UN RAPPORT de deux éminents médecins estime qu’il y a trop de petits hôpitaux. Le journaliste qui en rend compte (Le Point du 6 décembre, p. 80) ne relate aucun argument de commodité (proximité) ni de qualité médicale. On ne sait donc si ces médecins s’en sont préoccupés. Tout ce qu’on nous en dit est : 1) que la densité géographique est chez nous supérieure à ce qu’elle est à l’étranger (et alors ? qu’est-ce que ça prouve ?) et 2) que cela résulte d’une « politique médiévale » des élus locaux (ce qui est une opinion plus qu’un critère).
On nous dit encore que 75 % des hôpitaux en service depuis 20 à 30 ans n’ont pas été réhabilités : comme on ne sait ni en quoi consiste une réhabilitation, ni ce qui la rend nécessaire, ni si un tel délai est anormal, ce pourcentage de 75 ne mesure rien de tangible.
Enfin, pour enfoncer le clou, il paraît que le ministre de la Santé parle de 68,6 % d’hôpitaux vétustes et sous-équipés. L’apparente précision de ce dernier pourcentage donne le sentiment qu’on mesure avec rigueur une réalité objectivement définie. Il n’en est rien ! La vétusté comme le sous-équipement (par rapport à quoi ?) sont des notions subjectives et vagues. On peut tenter de les objectiver à l’aide de critères matériels (quantifiés ou non). Mais le choix des critères à retenir pour ce faire, comme le choix des seuils qui coteront la vétusté ou le sous-équipement lorsqu’ils seront franchis, ne peuvent se faire qu’à dire d’expert. Ce qui laisse une bonne part de subjectivité chez chaque expert et de variabilité de l’un à l’autre ; sans compter l’inévitable arbitraire de décider comment on détermine lesdits experts. Dans ces conditions, on pourrait tout au plus dire : « Selon les appréciations des experts, commis par le ministre, il y aurait environ les deux tiers des hôpitaux qui seraient vétustes ou sous-équipés ». Les conditions arbitraires et contingentes de la détermination de la proportion en question ne permettent sûrement pas de donner un pourcentage au point près ; a fortiori avec une décimale !
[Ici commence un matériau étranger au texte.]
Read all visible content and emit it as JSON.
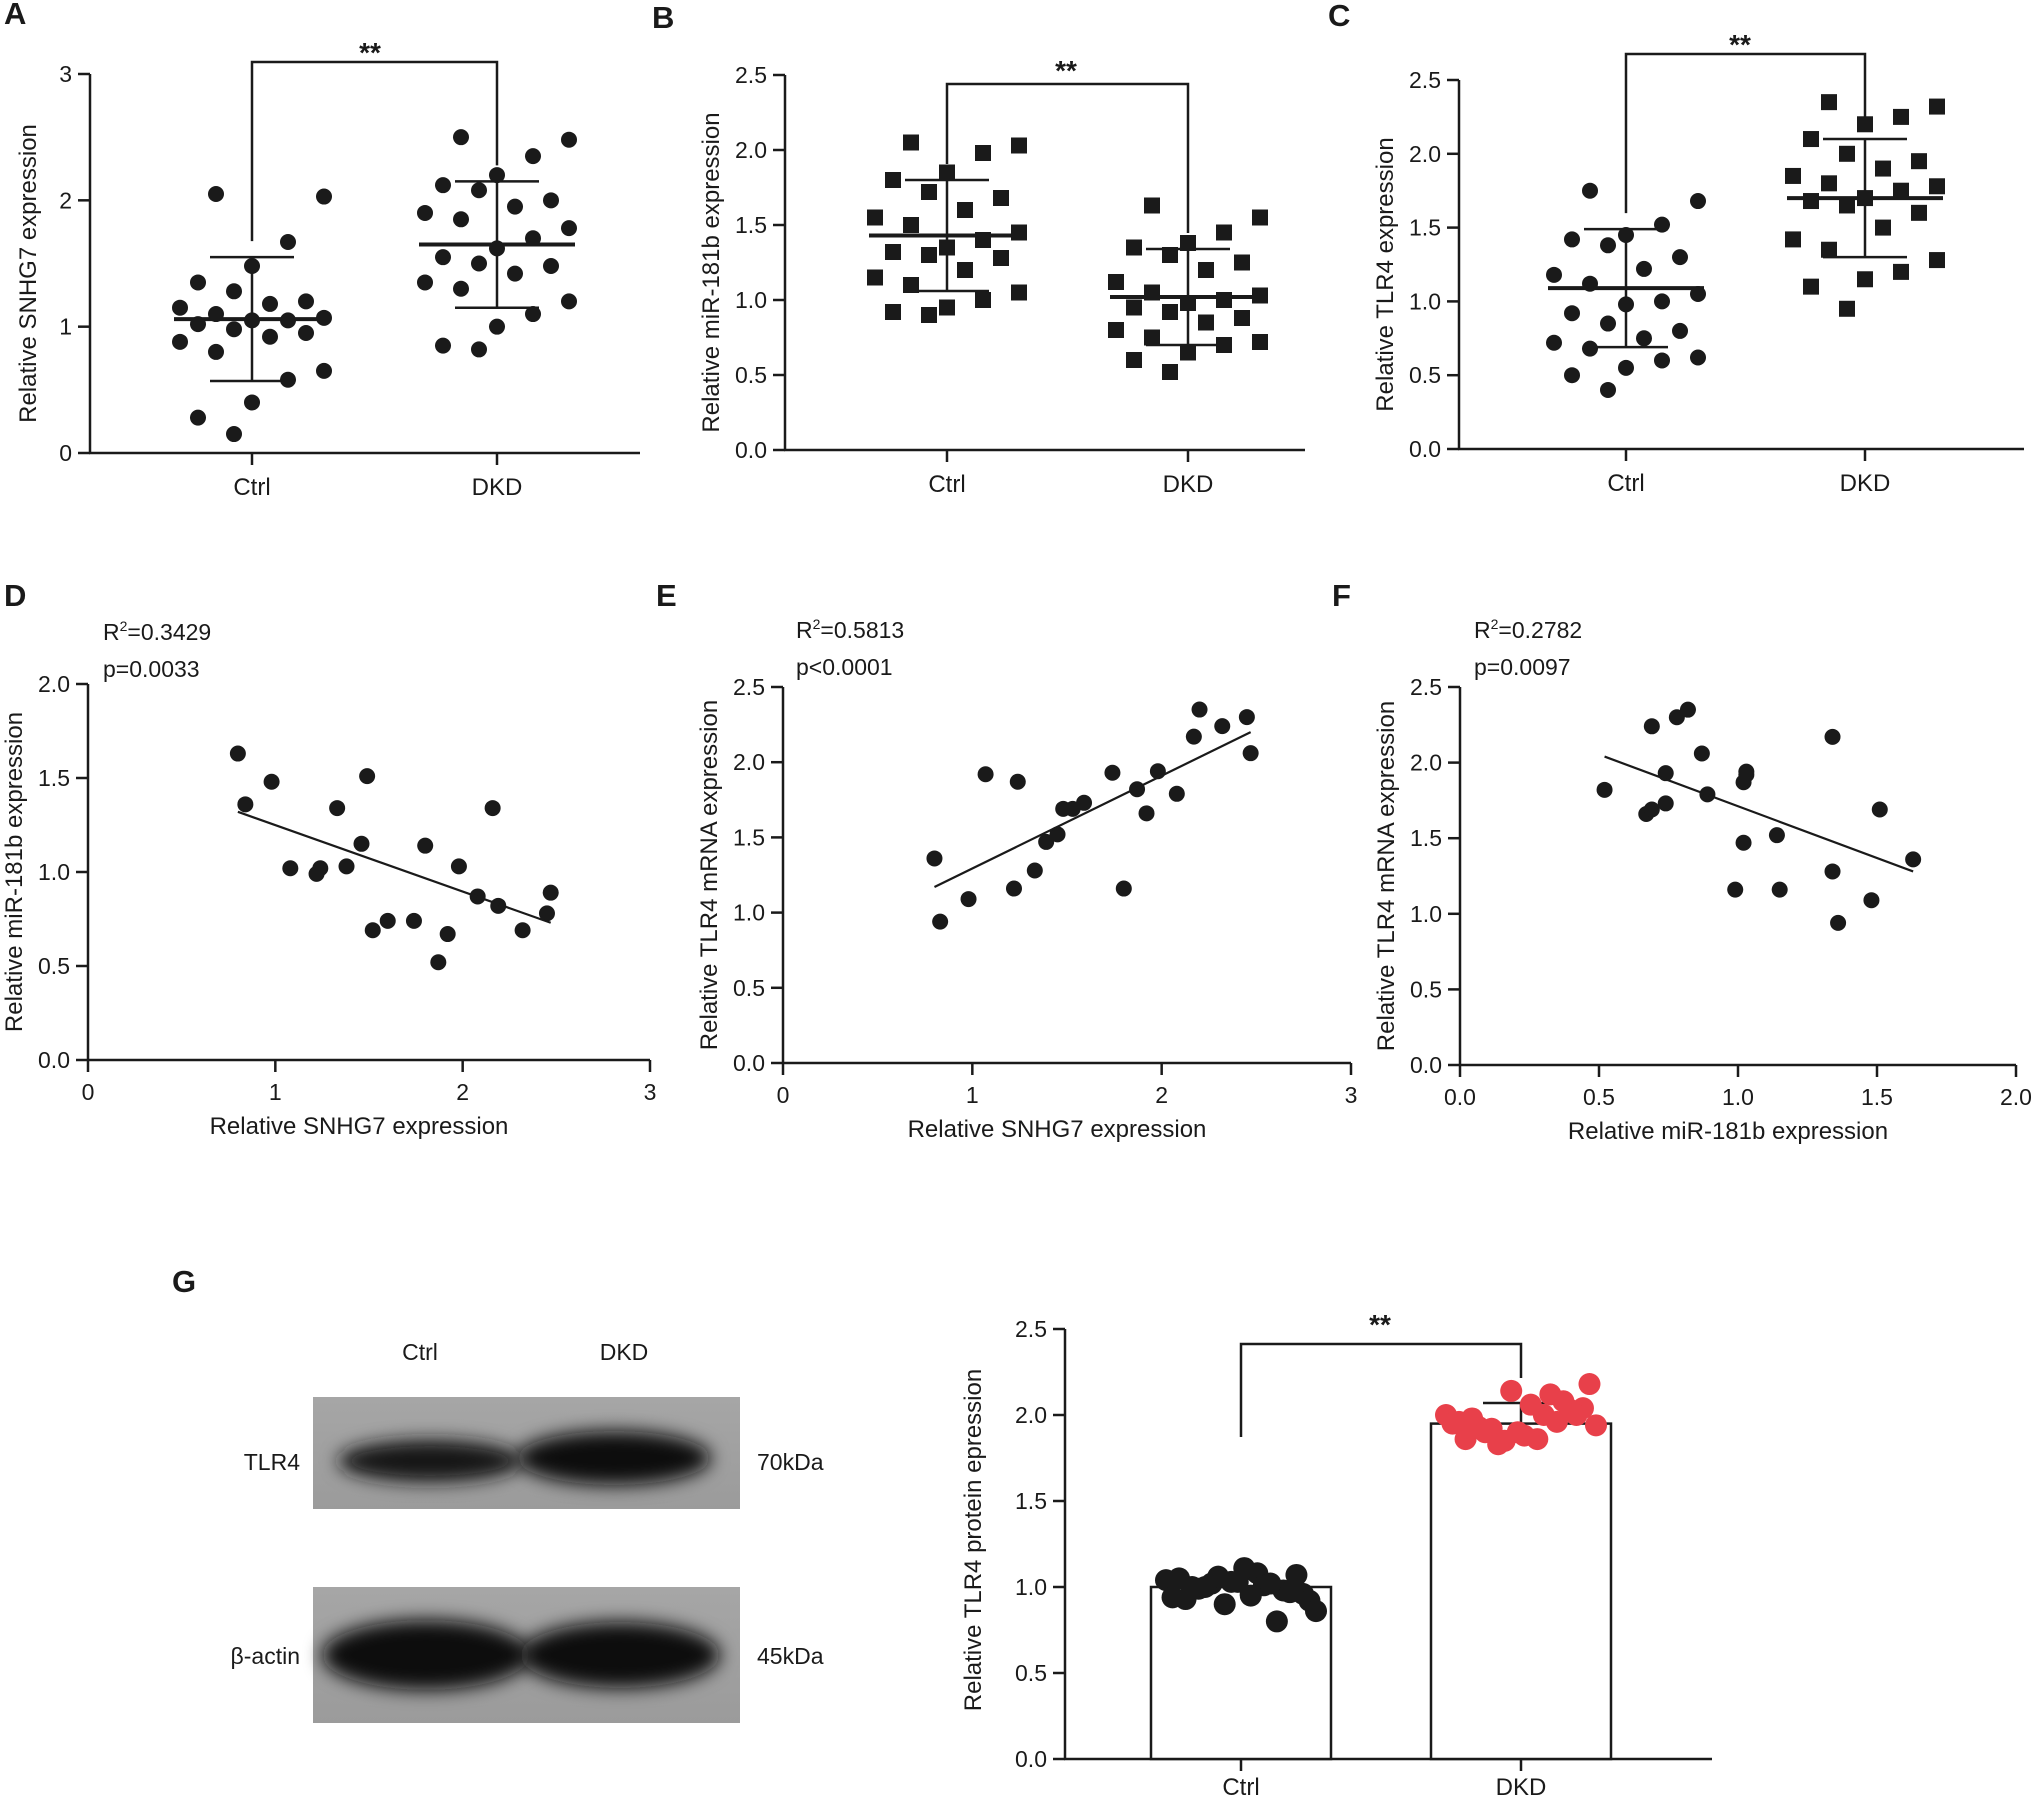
{
  "panels": {
    "A": {
      "letter": "A",
      "significance": "**"
    },
    "B": {
      "letter": "B",
      "significance": "**"
    },
    "C": {
      "letter": "C",
      "significance": "**"
    },
    "D": {
      "letter": "D",
      "r2_prefix": "R",
      "r2_value": "=0.3429",
      "p_text": "p=0.0033"
    },
    "E": {
      "letter": "E",
      "r2_prefix": "R",
      "r2_value": "=0.5813",
      "p_text": "p<0.0001"
    },
    "F": {
      "letter": "F",
      "r2_prefix": "R",
      "r2_value": "=0.2782",
      "p_text": "p=0.0097"
    },
    "G": {
      "letter": "G",
      "significance": "**"
    }
  },
  "blot": {
    "lanes": [
      "Ctrl",
      "DKD"
    ],
    "rows": [
      {
        "label": "TLR4",
        "size": "70kDa"
      },
      {
        "label": "β-actin",
        "size": "45kDa"
      }
    ]
  },
  "chart_data": [
    {
      "id": "A",
      "type": "scatter",
      "ylabel": "Relative SNHG7 expression",
      "xlabel": "",
      "categories": [
        "Ctrl",
        "DKD"
      ],
      "ylim": [
        0,
        3
      ],
      "yticks": [
        "0",
        "1",
        "2",
        "3"
      ],
      "yticks_values": [
        0,
        1,
        2,
        3
      ],
      "marker": "circle",
      "series": [
        {
          "values": [
            2.05,
            2.03,
            1.67,
            1.48,
            1.35,
            1.28,
            1.2,
            1.18,
            1.15,
            1.1,
            1.07,
            1.05,
            1.05,
            1.02,
            0.98,
            0.95,
            0.92,
            0.88,
            0.8,
            0.65,
            0.58,
            0.4,
            0.28,
            0.15
          ],
          "mean": 1.06,
          "sd": 0.49
        },
        {
          "values": [
            2.5,
            2.48,
            2.35,
            2.2,
            2.12,
            2.08,
            2.0,
            1.95,
            1.9,
            1.85,
            1.78,
            1.7,
            1.62,
            1.55,
            1.5,
            1.48,
            1.42,
            1.35,
            1.3,
            1.2,
            1.1,
            1.0,
            0.85,
            0.82
          ],
          "mean": 1.65,
          "sd": 0.5
        }
      ]
    },
    {
      "id": "B",
      "type": "scatter",
      "ylabel": "Relative miR-181b expression",
      "xlabel": "",
      "categories": [
        "Ctrl",
        "DKD"
      ],
      "ylim": [
        0,
        2.5
      ],
      "yticks": [
        "0.0",
        "0.5",
        "1.0",
        "1.5",
        "2.0",
        "2.5"
      ],
      "yticks_values": [
        0,
        0.5,
        1,
        1.5,
        2,
        2.5
      ],
      "marker": "square",
      "series": [
        {
          "values": [
            2.05,
            2.03,
            1.98,
            1.85,
            1.8,
            1.72,
            1.68,
            1.6,
            1.55,
            1.5,
            1.45,
            1.4,
            1.35,
            1.32,
            1.3,
            1.28,
            1.2,
            1.15,
            1.1,
            1.05,
            1.0,
            0.95,
            0.92,
            0.9
          ],
          "mean": 1.43,
          "sd": 0.37
        },
        {
          "values": [
            1.63,
            1.55,
            1.45,
            1.38,
            1.35,
            1.3,
            1.25,
            1.2,
            1.12,
            1.05,
            1.03,
            1.0,
            0.98,
            0.95,
            0.92,
            0.88,
            0.85,
            0.8,
            0.75,
            0.72,
            0.7,
            0.65,
            0.6,
            0.52
          ],
          "mean": 1.02,
          "sd": 0.32
        }
      ]
    },
    {
      "id": "C",
      "type": "scatter",
      "ylabel": "Relative TLR4 expression",
      "xlabel": "",
      "categories": [
        "Ctrl",
        "DKD"
      ],
      "ylim": [
        0,
        2.5
      ],
      "yticks": [
        "0.0",
        "0.5",
        "1.0",
        "1.5",
        "2.0",
        "2.5"
      ],
      "yticks_values": [
        0,
        0.5,
        1,
        1.5,
        2,
        2.5
      ],
      "marker_by_series": [
        "circle",
        "square"
      ],
      "series": [
        {
          "values": [
            1.75,
            1.68,
            1.52,
            1.45,
            1.42,
            1.38,
            1.3,
            1.22,
            1.18,
            1.12,
            1.05,
            1.0,
            0.98,
            0.92,
            0.85,
            0.8,
            0.75,
            0.72,
            0.68,
            0.62,
            0.6,
            0.55,
            0.5,
            0.4
          ],
          "mean": 1.09,
          "sd": 0.4
        },
        {
          "values": [
            2.35,
            2.32,
            2.25,
            2.2,
            2.1,
            2.0,
            1.95,
            1.9,
            1.85,
            1.8,
            1.78,
            1.75,
            1.7,
            1.68,
            1.65,
            1.6,
            1.5,
            1.42,
            1.35,
            1.28,
            1.2,
            1.15,
            1.1,
            0.95
          ],
          "mean": 1.7,
          "sd": 0.4
        }
      ]
    },
    {
      "id": "D",
      "type": "scatter",
      "xlabel": "Relative SNHG7 expression",
      "ylabel": "Relative miR-181b expression",
      "xlim": [
        0,
        3
      ],
      "xticks": [
        "0",
        "1",
        "2",
        "3"
      ],
      "xticks_values": [
        0,
        1,
        2,
        3
      ],
      "ylim": [
        0,
        2.0
      ],
      "yticks": [
        "0.0",
        "0.5",
        "1.0",
        "1.5",
        "2.0"
      ],
      "yticks_values": [
        0,
        0.5,
        1,
        1.5,
        2
      ],
      "points": [
        [
          0.8,
          1.63
        ],
        [
          0.84,
          1.36
        ],
        [
          0.98,
          1.48
        ],
        [
          1.08,
          1.02
        ],
        [
          1.22,
          0.99
        ],
        [
          1.24,
          1.02
        ],
        [
          1.33,
          1.34
        ],
        [
          1.38,
          1.03
        ],
        [
          1.46,
          1.15
        ],
        [
          1.49,
          1.51
        ],
        [
          1.52,
          0.69
        ],
        [
          1.6,
          0.74
        ],
        [
          1.74,
          0.74
        ],
        [
          1.8,
          1.14
        ],
        [
          1.87,
          0.52
        ],
        [
          1.92,
          0.67
        ],
        [
          1.98,
          1.03
        ],
        [
          2.08,
          0.87
        ],
        [
          2.16,
          1.34
        ],
        [
          2.19,
          0.82
        ],
        [
          2.32,
          0.69
        ],
        [
          2.45,
          0.78
        ],
        [
          2.47,
          0.89
        ]
      ],
      "fit": [
        [
          0.8,
          1.32
        ],
        [
          2.47,
          0.73
        ]
      ]
    },
    {
      "id": "E",
      "type": "scatter",
      "xlabel": "Relative SNHG7 expression",
      "ylabel": "Relative TLR4 mRNA expression",
      "xlim": [
        0,
        3
      ],
      "xticks": [
        "0",
        "1",
        "2",
        "3"
      ],
      "xticks_values": [
        0,
        1,
        2,
        3
      ],
      "ylim": [
        0,
        2.5
      ],
      "yticks": [
        "0.0",
        "0.5",
        "1.0",
        "1.5",
        "2.0",
        "2.5"
      ],
      "yticks_values": [
        0,
        0.5,
        1,
        1.5,
        2,
        2.5
      ],
      "points": [
        [
          0.8,
          1.36
        ],
        [
          0.83,
          0.94
        ],
        [
          0.98,
          1.09
        ],
        [
          1.07,
          1.92
        ],
        [
          1.22,
          1.16
        ],
        [
          1.24,
          1.87
        ],
        [
          1.33,
          1.28
        ],
        [
          1.39,
          1.47
        ],
        [
          1.45,
          1.52
        ],
        [
          1.48,
          1.69
        ],
        [
          1.53,
          1.69
        ],
        [
          1.59,
          1.73
        ],
        [
          1.74,
          1.93
        ],
        [
          1.8,
          1.16
        ],
        [
          1.87,
          1.82
        ],
        [
          1.92,
          1.66
        ],
        [
          1.98,
          1.94
        ],
        [
          2.08,
          1.79
        ],
        [
          2.17,
          2.17
        ],
        [
          2.2,
          2.35
        ],
        [
          2.32,
          2.24
        ],
        [
          2.45,
          2.3
        ],
        [
          2.47,
          2.06
        ]
      ],
      "fit": [
        [
          0.8,
          1.17
        ],
        [
          2.47,
          2.2
        ]
      ]
    },
    {
      "id": "F",
      "type": "scatter",
      "xlabel": "Relative miR-181b expression",
      "ylabel": "Relative TLR4 mRNA expression",
      "xlim": [
        0,
        2.0
      ],
      "xticks": [
        "0.0",
        "0.5",
        "1.0",
        "1.5",
        "2.0"
      ],
      "xticks_values": [
        0,
        0.5,
        1,
        1.5,
        2
      ],
      "ylim": [
        0,
        2.5
      ],
      "yticks": [
        "0.0",
        "0.5",
        "1.0",
        "1.5",
        "2.0",
        "2.5"
      ],
      "yticks_values": [
        0,
        0.5,
        1,
        1.5,
        2,
        2.5
      ],
      "points": [
        [
          0.52,
          1.82
        ],
        [
          0.67,
          1.66
        ],
        [
          0.69,
          1.69
        ],
        [
          0.69,
          2.24
        ],
        [
          0.74,
          1.73
        ],
        [
          0.74,
          1.93
        ],
        [
          0.78,
          2.3
        ],
        [
          0.82,
          2.35
        ],
        [
          0.87,
          2.06
        ],
        [
          0.89,
          1.79
        ],
        [
          0.99,
          1.16
        ],
        [
          1.02,
          1.47
        ],
        [
          1.02,
          1.87
        ],
        [
          1.03,
          1.94
        ],
        [
          1.03,
          1.92
        ],
        [
          1.14,
          1.52
        ],
        [
          1.15,
          1.16
        ],
        [
          1.34,
          1.28
        ],
        [
          1.34,
          2.17
        ],
        [
          1.36,
          0.94
        ],
        [
          1.48,
          1.09
        ],
        [
          1.51,
          1.69
        ],
        [
          1.63,
          1.36
        ]
      ],
      "fit": [
        [
          0.52,
          2.04
        ],
        [
          1.63,
          1.28
        ]
      ]
    },
    {
      "id": "G",
      "type": "bar",
      "ylabel": "Relative TLR4 protein epression",
      "xlabel": "",
      "categories": [
        "Ctrl",
        "DKD"
      ],
      "ylim": [
        0,
        2.5
      ],
      "yticks": [
        "0.0",
        "0.5",
        "1.0",
        "1.5",
        "2.0",
        "2.5"
      ],
      "yticks_values": [
        0,
        0.5,
        1,
        1.5,
        2,
        2.5
      ],
      "series": [
        {
          "value": 1.0,
          "sd": 0.05,
          "color": "#1a1a1a",
          "points": [
            1.04,
            1.02,
            1.08,
            0.96,
            1.0,
            1.03,
            0.98,
            0.94,
            1.06,
            1.01,
            0.92,
            0.99,
            1.11,
            0.97,
            1.05,
            0.9,
            1.02,
            0.86,
            1.0,
            0.95,
            1.07,
            0.93,
            1.03,
            0.8
          ]
        },
        {
          "value": 1.95,
          "sd": 0.12,
          "color": "#e8404a",
          "points": [
            2.0,
            1.92,
            1.86,
            2.04,
            1.98,
            1.9,
            2.08,
            1.95,
            1.83,
            2.0,
            2.18,
            1.93,
            1.88,
            2.03,
            1.96,
            1.85,
            2.12,
            1.94,
            1.9,
            2.06,
            2.0,
            1.86,
            2.14,
            1.96
          ]
        }
      ]
    }
  ]
}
A trop vouloir prouver …. Si le lecteur attentif que devrait être tout citoyen est intrigué par cette excessive précision, il devra non seulement ne pas accorder foi à ce qu’on lui dit, mais encore se demander pourquoi « on » pense utile de le lui dire. Il risque alors fâcheusement de se dire que les médecins hospitaliers, comme beaucoup, veulent toujours des équipements plus perfectionnés, mais que c’est une pente techniciste ; que l’on aimerait simultanément avoir un bilan de la corrélation (positive ? négative ?) entre la taille des établissements et le risque nosocomial, dont on dit par ailleurs qu’il est un des problèmes majeurs de l’hospitalisation et un important facteur de la mortalité hospitalière ; que le ministre n’est, à ce qu’on dit, pas insensible au lobby médical (on prend du reste souvent un médecin comme ministre) ; que les services de ce même ministre (que Bercy nomme si élégamment « services dépensiers ») ont à cœur de justifier leur utilité en promouvant des politiques, qui ne sont jamais évaluées ; … bref, tout un tas de pensées perfides et perverses qu’il vaut mieux que les citoyens n’aient pas. Et qui, du reste, ne sont pas plus fondées ni évaluables que ce qu’elles critiquent !
Mais, rassurez-vous : n’ayant pas eu dans leur éducation civique de quoi se prémunir contre l’inanité des chiffres qu’on leur brandit, les citoyens n’auront pas de telles pensées.